Vanessa submitted a question in the comments section of one of my videos asking what’s going to happen with her tenancy. Her rental property has been sold, and she’s concerned about what happens next. Does she have to move out? Does the new owner get to change the terms? Does she sign a new lease?
Let me break this down. I’m not an attorney and this isn’t legal advice — but as someone who’s been managing rental properties in Philadelphia since 2008, I’ve walked plenty of tenants and owners through exactly this situation.
The Lease Is the Presiding Document
Here’s the short version: when someone buys a rental property that has a tenant in it, they’re buying the property with that lease in place. The lease doesn’t dissolve. It doesn’t disappear. The new owner steps into the shoes of the old owner and inherits every single term of that agreement.
It’s a contract. Yes, it falls under landlord-tenant law, but it’s still a contract, and all parties are still bound by it. So the new buyer of the property has purchased that lease and is held by the terms in it. They can’t change a single thing. They can’t call you up and say, “Hey, that was your agreement with the last owner — it’s not what I want to do.” Too bad. They bought the property with that lease attached.
What About Your End Date and Notice to Vacate?
Your lease term stays exactly the same. If you have a 12-month lease that ends in August, it still ends in August. If you’re on a month-to-month, you’re still on a month-to-month.
If the new owner wants you out at the end of the term, they have to give you the notice to vacate that’s spelled out in your lease. Look at your lease — it’s probably right there. On a Pennsylvania Association of Realtors (PAR) lease, which is the most common lease used in Philadelphia because most tenants placed by real estate agents end up on one, I believe the notice window is around 60 days before the lease end date. Don’t quote me — check your actual document.

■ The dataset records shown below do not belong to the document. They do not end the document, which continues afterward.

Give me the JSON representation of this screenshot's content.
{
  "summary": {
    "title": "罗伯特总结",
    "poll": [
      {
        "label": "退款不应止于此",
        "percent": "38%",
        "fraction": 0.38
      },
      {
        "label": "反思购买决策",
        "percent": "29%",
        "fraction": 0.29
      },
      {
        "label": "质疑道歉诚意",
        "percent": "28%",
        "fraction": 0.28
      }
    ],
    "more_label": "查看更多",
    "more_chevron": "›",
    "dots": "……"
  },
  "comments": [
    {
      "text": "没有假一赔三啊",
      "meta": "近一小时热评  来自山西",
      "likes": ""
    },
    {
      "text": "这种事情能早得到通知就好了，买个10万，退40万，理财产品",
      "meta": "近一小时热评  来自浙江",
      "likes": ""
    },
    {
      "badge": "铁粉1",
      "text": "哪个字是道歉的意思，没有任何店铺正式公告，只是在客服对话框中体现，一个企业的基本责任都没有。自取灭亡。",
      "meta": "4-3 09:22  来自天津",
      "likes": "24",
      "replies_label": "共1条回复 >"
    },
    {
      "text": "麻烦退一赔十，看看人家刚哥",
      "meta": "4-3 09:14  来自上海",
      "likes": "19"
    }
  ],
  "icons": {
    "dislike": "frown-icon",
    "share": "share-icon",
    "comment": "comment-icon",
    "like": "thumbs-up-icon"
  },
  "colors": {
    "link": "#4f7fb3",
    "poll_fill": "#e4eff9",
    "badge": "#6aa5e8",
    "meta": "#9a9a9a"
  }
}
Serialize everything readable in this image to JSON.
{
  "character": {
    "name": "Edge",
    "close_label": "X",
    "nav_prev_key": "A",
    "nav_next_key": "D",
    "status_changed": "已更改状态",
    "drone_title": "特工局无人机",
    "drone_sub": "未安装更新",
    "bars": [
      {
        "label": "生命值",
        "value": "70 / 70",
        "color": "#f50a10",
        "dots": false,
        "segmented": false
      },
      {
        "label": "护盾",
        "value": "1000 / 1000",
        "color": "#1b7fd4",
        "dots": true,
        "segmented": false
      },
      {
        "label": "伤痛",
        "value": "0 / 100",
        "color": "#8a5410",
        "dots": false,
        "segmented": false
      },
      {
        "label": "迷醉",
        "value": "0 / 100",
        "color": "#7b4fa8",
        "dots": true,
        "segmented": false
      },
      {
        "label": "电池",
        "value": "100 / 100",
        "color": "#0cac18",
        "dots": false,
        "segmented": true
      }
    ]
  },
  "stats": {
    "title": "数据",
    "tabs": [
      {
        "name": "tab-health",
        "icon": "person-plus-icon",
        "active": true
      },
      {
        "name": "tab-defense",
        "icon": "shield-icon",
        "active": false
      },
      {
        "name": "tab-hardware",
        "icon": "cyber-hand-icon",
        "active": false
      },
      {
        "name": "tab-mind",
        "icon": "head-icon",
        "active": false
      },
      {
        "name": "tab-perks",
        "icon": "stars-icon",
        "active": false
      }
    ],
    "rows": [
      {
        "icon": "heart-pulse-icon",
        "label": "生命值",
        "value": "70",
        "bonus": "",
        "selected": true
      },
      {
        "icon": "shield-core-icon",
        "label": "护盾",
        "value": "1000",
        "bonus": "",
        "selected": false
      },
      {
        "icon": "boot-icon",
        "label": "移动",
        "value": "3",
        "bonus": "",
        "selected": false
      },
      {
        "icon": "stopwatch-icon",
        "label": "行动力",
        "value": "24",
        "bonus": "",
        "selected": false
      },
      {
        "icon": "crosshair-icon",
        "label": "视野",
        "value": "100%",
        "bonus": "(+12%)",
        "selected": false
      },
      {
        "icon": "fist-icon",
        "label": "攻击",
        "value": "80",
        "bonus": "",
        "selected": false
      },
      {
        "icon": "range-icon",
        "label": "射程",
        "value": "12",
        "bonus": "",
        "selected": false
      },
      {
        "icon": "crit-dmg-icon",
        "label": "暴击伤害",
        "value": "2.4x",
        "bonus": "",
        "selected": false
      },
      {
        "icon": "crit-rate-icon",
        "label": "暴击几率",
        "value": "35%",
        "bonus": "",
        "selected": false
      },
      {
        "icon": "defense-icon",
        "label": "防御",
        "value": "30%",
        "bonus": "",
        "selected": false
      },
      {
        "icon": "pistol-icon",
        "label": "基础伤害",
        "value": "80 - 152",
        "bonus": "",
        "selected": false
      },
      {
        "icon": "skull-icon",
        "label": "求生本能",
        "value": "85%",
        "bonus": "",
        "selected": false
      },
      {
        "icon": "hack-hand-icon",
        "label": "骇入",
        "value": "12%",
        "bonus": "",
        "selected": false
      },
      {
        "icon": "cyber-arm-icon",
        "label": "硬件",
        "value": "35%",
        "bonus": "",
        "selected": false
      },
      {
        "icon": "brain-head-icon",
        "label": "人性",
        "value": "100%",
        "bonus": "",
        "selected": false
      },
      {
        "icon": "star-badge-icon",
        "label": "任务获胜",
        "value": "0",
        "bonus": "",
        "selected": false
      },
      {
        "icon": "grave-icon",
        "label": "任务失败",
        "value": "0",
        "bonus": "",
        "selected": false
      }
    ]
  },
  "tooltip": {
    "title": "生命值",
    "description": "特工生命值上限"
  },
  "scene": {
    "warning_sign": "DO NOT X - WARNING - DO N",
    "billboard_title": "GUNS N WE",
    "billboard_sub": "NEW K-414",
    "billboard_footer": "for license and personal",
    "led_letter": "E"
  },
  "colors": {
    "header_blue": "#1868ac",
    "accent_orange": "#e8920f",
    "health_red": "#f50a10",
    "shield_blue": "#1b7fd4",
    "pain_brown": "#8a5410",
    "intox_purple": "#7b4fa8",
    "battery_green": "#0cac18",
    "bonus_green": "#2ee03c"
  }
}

The rule of thumb: the notice period usually mirrors your term.
- Month-to-month lease? Notice is generally about one month.
- 12-month lease? There’s likely a defined end date with a specific notice window (often 60 days) that both you and the landlord must honor.
And it goes both ways. If you want to leave, you have to give the landlord that same notice before the end of your term.
Repairs, Rent, and Everything Else
The new owner has to provide every service defined in the lease. If the lease says the landlord is responsible for the stove, the roof, the plumbing — the new owner is now on the hook for all of it. Any repair requests you have, you send to them. Any rent you owe, you pay to them.
You follow the terms of the lease. They follow the terms of the lease. Nothing about the actual living arrangement should change other than who’s cashing your rent check.
A Practical Tip: Drop Your Lease Into ChatGPT
If reading legal documents makes your eyes glaze over, do this: copy and paste your lease into ChatGPT and ask it questions. “When do I have to give notice?” “What’s my end date?” “Who’s responsible for appliance repairs?” It’ll give you a clean summary in about ten seconds. It’s not a substitute for an attorney if you’ve got a real dispute, but for understanding what you already agreed to, it works great.
Should You Reach Out to the New Owner?
Yes. I’d definitely recommend it. The new buyer probably knew a tenant was in place when they purchased the property — that was factored into their decision. They may want you to stay. In fact, most of the time they do. A property with a paying tenant is worth more than a vacant one, and turning over a unit is expensive. I’ve talked before about what tenant turnover actually costs a rental property owner, and it’s not small.
If you’re hoping to stay past your current end date, get a read on their intentions early. Ask if they plan to renew. If they do, great — you can start talking about whether the rent is going up and what a renewal looks like. If they don’t, at least you have time to plan.
The Bottom Line
You are not automatically getting kicked out because the property sold. The new owner can’t sever the contract. They can’t rewrite the terms. They can’t shorten your lease. They bought the lease along with the building, and they have to honor it — just like you have to honor it.
Read your lease. Know your end date. Know your notice window. Reach out to the new owner and open a line of communication. That’s really all there is to it.
Just a humble Philadelphia property management company owner doing my best to answer your rental investing questions. As always — happy rental property investing.